Since starting on The Ax and the Vase, I've thought a lot about the point of view and asked myself about it more than once. First-person is an essentially modern way of telling a story - though it's unquestionably valid, there's a vanity inherent in "I" which is in a way disingenuous to the period. (It's also something I've been working for years to scrub in my personal life - an ironic observation to make in the ultimate form of *self*-indulgence, a blog, I know.)
First person limits the omniscience of storytelling - but, in Clovis' case, the limitation serves the character in unexpected way. The limitation provides those blinders a monarchical ruler almost necessarily wears, whether by their own donning or not. "Must is not a word to be used with princes" Elizabeth I said - and yet, must may be imposed upon them. Through direct action of those surrounding them, or through the simple working of power - there are those things a prince cannot see. Will never know, either simply because even the life of a sovereign is subject to mortal capacity - or because not all knowledge may be shared.
There is a plot thread, in Ax, in which a young girl is raped. Clovis never speaks of her before this event, we don't know her, we scarcely know her existence even provides her a name. Then, one day, she becomes the crux upon which relationships central in the king's life are forever changed.

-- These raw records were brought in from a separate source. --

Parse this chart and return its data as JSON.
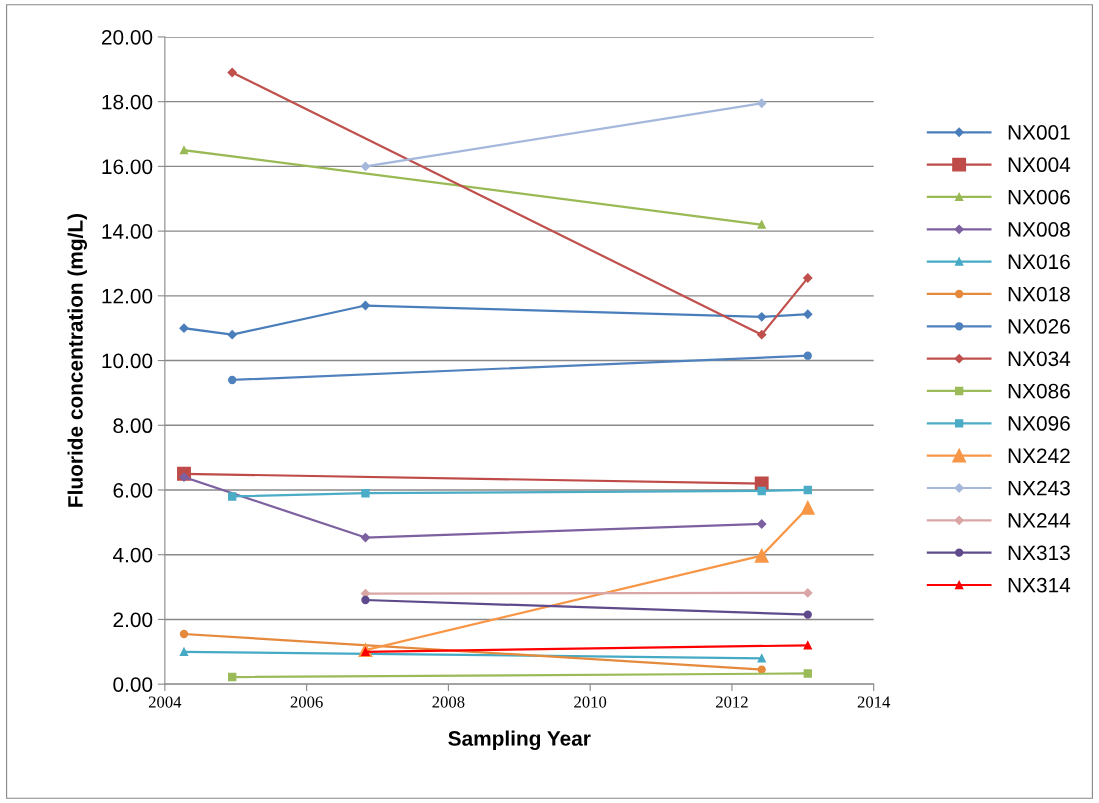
{
  "chart_data": {
    "type": "line",
    "xlabel": "Sampling Year",
    "ylabel": "Fluoride concentration (mg/L)",
    "xlim": [
      2004,
      2014
    ],
    "xticks": [
      2004,
      2006,
      2008,
      2010,
      2012,
      2014
    ],
    "ylim": [
      0,
      20
    ],
    "yticks": [
      {
        "value": 0,
        "label": "0.00"
      },
      {
        "value": 2,
        "label": "2.00"
      },
      {
        "value": 4,
        "label": "4.00"
      },
      {
        "value": 6,
        "label": "6.00"
      },
      {
        "value": 8,
        "label": "8.00"
      },
      {
        "value": 10,
        "label": "10.00"
      },
      {
        "value": 12,
        "label": "12.00"
      },
      {
        "value": 14,
        "label": "14.00"
      },
      {
        "value": 16,
        "label": "16.00"
      },
      {
        "value": 18,
        "label": "18.00"
      },
      {
        "value": 20,
        "label": "20.00"
      }
    ],
    "grid": "y",
    "legend": "right",
    "series": [
      {
        "name": "NX001",
        "color": "#4a7ebb",
        "marker": "diamond",
        "x": [
          2004.27,
          2004.95,
          2006.83,
          2012.42,
          2013.07
        ],
        "values": [
          11.0,
          10.8,
          11.7,
          11.35,
          11.43
        ]
      },
      {
        "name": "NX004",
        "color": "#be4b48",
        "marker": "square",
        "x": [
          2004.27,
          2012.42
        ],
        "values": [
          6.5,
          6.2
        ]
      },
      {
        "name": "NX006",
        "color": "#98b954",
        "marker": "triangle",
        "x": [
          2004.27,
          2012.42
        ],
        "values": [
          16.5,
          14.2
        ]
      },
      {
        "name": "NX008",
        "color": "#7d60a0",
        "marker": "diamond",
        "x": [
          2004.27,
          2006.83,
          2012.42
        ],
        "values": [
          6.4,
          4.53,
          4.95
        ]
      },
      {
        "name": "NX016",
        "color": "#46aac5",
        "marker": "triangle",
        "x": [
          2004.27,
          2012.42
        ],
        "values": [
          1.0,
          0.8
        ]
      },
      {
        "name": "NX018",
        "color": "#e58a3c",
        "marker": "circle",
        "x": [
          2004.27,
          2012.42
        ],
        "values": [
          1.55,
          0.45
        ]
      },
      {
        "name": "NX026",
        "color": "#4f81bd",
        "marker": "circle",
        "x": [
          2004.95,
          2013.07
        ],
        "values": [
          9.4,
          10.15
        ]
      },
      {
        "name": "NX034",
        "color": "#c0504d",
        "marker": "diamond",
        "x": [
          2004.95,
          2012.42,
          2013.07
        ],
        "values": [
          18.9,
          10.8,
          12.55
        ]
      },
      {
        "name": "NX086",
        "color": "#9bbb59",
        "marker": "square",
        "x": [
          2004.95,
          2013.07
        ],
        "values": [
          0.22,
          0.33
        ]
      },
      {
        "name": "NX096",
        "color": "#4bacc6",
        "marker": "square",
        "x": [
          2004.95,
          2006.83,
          2012.42,
          2013.07
        ],
        "values": [
          5.8,
          5.9,
          5.97,
          6.0
        ]
      },
      {
        "name": "NX242",
        "color": "#f79646",
        "marker": "triangle",
        "x": [
          2006.83,
          2012.42,
          2013.07
        ],
        "values": [
          1.05,
          3.97,
          5.45
        ]
      },
      {
        "name": "NX243",
        "color": "#a5b8dc",
        "marker": "diamond",
        "x": [
          2006.83,
          2012.42
        ],
        "values": [
          16.0,
          17.95
        ]
      },
      {
        "name": "NX244",
        "color": "#d9a6a5",
        "marker": "diamond",
        "x": [
          2006.83,
          2013.07
        ],
        "values": [
          2.8,
          2.82
        ]
      },
      {
        "name": "NX313",
        "color": "#5f4b8b",
        "marker": "circle",
        "x": [
          2006.83,
          2013.07
        ],
        "values": [
          2.6,
          2.15
        ]
      },
      {
        "name": "NX314",
        "color": "#ff0000",
        "marker": "triangle",
        "x": [
          2006.83,
          2013.07
        ],
        "values": [
          1.0,
          1.2
        ]
      }
    ]
  }
}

We don't really see this girl (her name is Tetrada). The crime takes place "offstage" and she has not one iota of dialogue. Before it occurs, she is unimportant to the plot, and afterward she sets in motion things which do not answer to her nor even, after a point, affect her existence.

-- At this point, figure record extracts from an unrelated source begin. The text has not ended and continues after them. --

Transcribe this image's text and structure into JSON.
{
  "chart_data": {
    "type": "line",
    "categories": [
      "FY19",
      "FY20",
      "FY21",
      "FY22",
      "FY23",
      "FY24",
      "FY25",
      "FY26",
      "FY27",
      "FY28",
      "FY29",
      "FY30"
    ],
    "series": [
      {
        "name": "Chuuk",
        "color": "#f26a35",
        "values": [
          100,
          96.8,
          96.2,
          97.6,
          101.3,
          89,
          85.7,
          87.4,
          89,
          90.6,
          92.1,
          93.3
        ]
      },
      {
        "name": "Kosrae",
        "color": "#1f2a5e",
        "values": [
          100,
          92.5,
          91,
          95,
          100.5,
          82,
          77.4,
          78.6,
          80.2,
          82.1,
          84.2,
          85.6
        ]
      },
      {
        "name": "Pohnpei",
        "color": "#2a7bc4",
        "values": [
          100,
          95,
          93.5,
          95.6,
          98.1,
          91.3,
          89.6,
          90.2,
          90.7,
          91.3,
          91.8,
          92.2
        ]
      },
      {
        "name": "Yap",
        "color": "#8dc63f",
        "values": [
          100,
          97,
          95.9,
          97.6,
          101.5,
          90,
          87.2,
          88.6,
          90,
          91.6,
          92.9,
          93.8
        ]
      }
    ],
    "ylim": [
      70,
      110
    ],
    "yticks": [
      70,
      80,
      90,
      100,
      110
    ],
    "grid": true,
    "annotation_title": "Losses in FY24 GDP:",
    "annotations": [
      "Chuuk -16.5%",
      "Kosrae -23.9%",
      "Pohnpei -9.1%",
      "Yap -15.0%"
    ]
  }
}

Tetrada is a catalyst, not a character. Clovis speaks of her not one bit, and I have wrestled with whether to increase her presence in the novel. Over time, I have come to the conclusion this should not be done. (My readers are invited to disagree, of course.)
But here is why I have not developed her.

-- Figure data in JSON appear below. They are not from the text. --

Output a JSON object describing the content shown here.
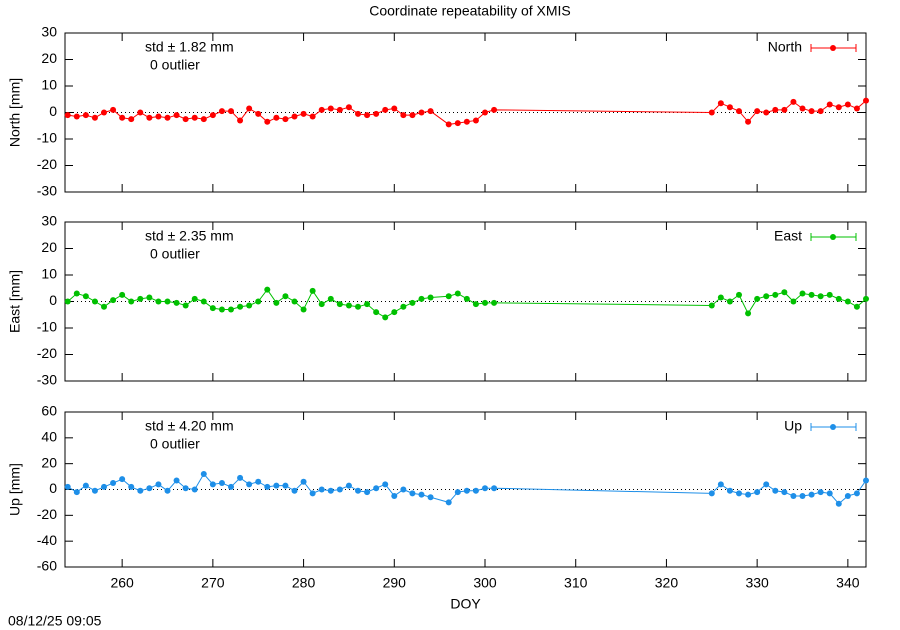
{
  "title": "Coordinate repeatability of XMIS",
  "timestamp": "08/12/25 09:05",
  "chart_data": [
    {
      "type": "line",
      "ylabel": "North [mm]",
      "annotations": [
        "std ± 1.82 mm",
        "0 outlier"
      ],
      "x": [
        254,
        255,
        256,
        257,
        258,
        259,
        260,
        261,
        262,
        263,
        264,
        265,
        266,
        267,
        268,
        269,
        270,
        271,
        272,
        273,
        274,
        275,
        276,
        277,
        278,
        279,
        280,
        281,
        282,
        283,
        284,
        285,
        286,
        287,
        288,
        289,
        290,
        291,
        292,
        293,
        294,
        296,
        297,
        298,
        299,
        300,
        301,
        325,
        326,
        327,
        328,
        329,
        330,
        331,
        332,
        333,
        334,
        335,
        336,
        337,
        338,
        339,
        340,
        341,
        342
      ],
      "series": [
        {
          "name": "North",
          "color": "#ff0000",
          "values": [
            -1,
            -1.5,
            -1,
            -2,
            0,
            1,
            -2,
            -2.5,
            0,
            -2,
            -1.5,
            -2,
            -1,
            -2.5,
            -2,
            -2.5,
            -1,
            0.5,
            0.5,
            -3,
            1.5,
            -0.5,
            -3.5,
            -2,
            -2.5,
            -1.5,
            -0.5,
            -1.5,
            1,
            1.5,
            1,
            2,
            -0.5,
            -1,
            -0.5,
            1,
            1.5,
            -1,
            -1,
            0,
            0.5,
            -4.5,
            -4,
            -3.5,
            -3,
            0,
            1,
            0,
            3.5,
            2,
            0.5,
            -3.5,
            0.5,
            0,
            1,
            1,
            4,
            1.5,
            0.5,
            0.5,
            3,
            2,
            3,
            1.5,
            4.5
          ]
        }
      ],
      "xlim": [
        253.7,
        342
      ],
      "xticks": [
        260,
        270,
        280,
        290,
        300,
        310,
        320,
        330,
        340
      ],
      "ylim": [
        -30,
        30
      ],
      "yticks": [
        -30,
        -20,
        -10,
        0,
        10,
        20,
        30
      ],
      "zeroline": true
    },
    {
      "type": "line",
      "ylabel": "East [mm]",
      "annotations": [
        "std ± 2.35 mm",
        "0 outlier"
      ],
      "x": [
        254,
        255,
        256,
        257,
        258,
        259,
        260,
        261,
        262,
        263,
        264,
        265,
        266,
        267,
        268,
        269,
        270,
        271,
        272,
        273,
        274,
        275,
        276,
        277,
        278,
        279,
        280,
        281,
        282,
        283,
        284,
        285,
        286,
        287,
        288,
        289,
        290,
        291,
        292,
        293,
        294,
        296,
        297,
        298,
        299,
        300,
        301,
        325,
        326,
        327,
        328,
        329,
        330,
        331,
        332,
        333,
        334,
        335,
        336,
        337,
        338,
        339,
        340,
        341,
        342
      ],
      "series": [
        {
          "name": "East",
          "color": "#00c000",
          "values": [
            0,
            3,
            2,
            0,
            -2,
            0.5,
            2.5,
            0,
            1,
            1.5,
            0,
            0,
            -0.5,
            -1.5,
            1,
            0,
            -2.5,
            -3,
            -3,
            -2,
            -1.5,
            0,
            4.5,
            -0.5,
            2,
            0,
            -3,
            4,
            -1,
            1,
            -1,
            -1.5,
            -2,
            -1,
            -4,
            -6,
            -4,
            -2,
            -0.5,
            1,
            1.5,
            2,
            3,
            1,
            -1,
            -0.5,
            -0.5,
            -1.5,
            1.5,
            0,
            2.5,
            -4.5,
            1,
            2,
            2.5,
            3.5,
            0,
            3,
            2.5,
            2,
            2.5,
            1,
            0,
            -2,
            1
          ]
        }
      ],
      "xlim": [
        253.7,
        342
      ],
      "xticks": [
        260,
        270,
        280,
        290,
        300,
        310,
        320,
        330,
        340
      ],
      "ylim": [
        -30,
        30
      ],
      "yticks": [
        -30,
        -20,
        -10,
        0,
        10,
        20,
        30
      ],
      "zeroline": true
    },
    {
      "type": "line",
      "ylabel": "Up [mm]",
      "xlabel": "DOY",
      "annotations": [
        "std ± 4.20 mm",
        "0 outlier"
      ],
      "x": [
        254,
        255,
        256,
        257,
        258,
        259,
        260,
        261,
        262,
        263,
        264,
        265,
        266,
        267,
        268,
        269,
        270,
        271,
        272,
        273,
        274,
        275,
        276,
        277,
        278,
        279,
        280,
        281,
        282,
        283,
        284,
        285,
        286,
        287,
        288,
        289,
        290,
        291,
        292,
        293,
        294,
        296,
        297,
        298,
        299,
        300,
        301,
        325,
        326,
        327,
        328,
        329,
        330,
        331,
        332,
        333,
        334,
        335,
        336,
        337,
        338,
        339,
        340,
        341,
        342
      ],
      "series": [
        {
          "name": "Up",
          "color": "#1e8fe8",
          "values": [
            2,
            -2,
            3,
            -1,
            2,
            5,
            8,
            2,
            -1,
            1,
            4,
            -1,
            7,
            1,
            0,
            12,
            4,
            5,
            2,
            9,
            4,
            6,
            2,
            3,
            3,
            -1,
            6,
            -3,
            0,
            -1,
            0,
            3,
            -1,
            -2,
            1,
            4,
            -5,
            0,
            -3,
            -4,
            -6,
            -10,
            -2,
            -1,
            -1,
            1,
            1,
            -3,
            4,
            -1,
            -3,
            -4,
            -2,
            4,
            -1,
            -2,
            -5,
            -5,
            -4,
            -2,
            -3,
            -11,
            -5,
            -3,
            7
          ]
        }
      ],
      "xlim": [
        253.7,
        342
      ],
      "xticks": [
        260,
        270,
        280,
        290,
        300,
        310,
        320,
        330,
        340
      ],
      "ylim": [
        -60,
        60
      ],
      "yticks": [
        -60,
        -40,
        -20,
        0,
        20,
        40,
        60
      ],
      "zeroline": true
    }
  ]
}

Clovis is king. While she is a kinswoman, she is not a living *presence* in his life. He does not observe her thoughtfully at table, nor consider her relationship to him. Even in her victimhood (which is in fact itself indeterminate - from the POV of Clovis, she must be the recipient of a rape ... yet it is possible that, objectively, Tetrada participated willingly), the outrage is that anyone WOULD touch the relative of the king. The law of wergeld sets a high value on her as a childbearing family and community member - but it is her position within the family of *the king* which gives rise to the umbrage and dissolution set in motion by the crime.
First person POV allows me the freedom to leave Tetrada's individuality in doubt. It doesn't matter - to *the king* - whether she was seduced, lascivious, or raped. First person provides - even demands, perhaps - the arrogance of egocentricity. It removes objectivity, and clarifies brightly just how compromised - and biased - the position of a monarch is.
When I first started writing Ax, I questioned whether using first person was a good idea more than once, and never did quite "justify" it in my mind as I completed the manuscript. The only conclusion I came to about it was that it did not *fail* to work, and after a certain point I considered myself committed to the choice. Now, looking back, I can reverse engineer all sorts of excuses onto the decision.
At the end of the day, though, it comes down to an author all to familiar with arrogance and vanity - writing a character whose position positively demands a certain level of personally pre-eminent thinking. A monarch, outside the niceties and protocols of The Royal We, is in the end entirely about "I". I think it worked, both to bring Clovis to immediate presence - and to provide some of the bias, limitations, distortions, and self importance necessary to the character of a reigning (and, indeed, acquisitively *conquering*) monarch.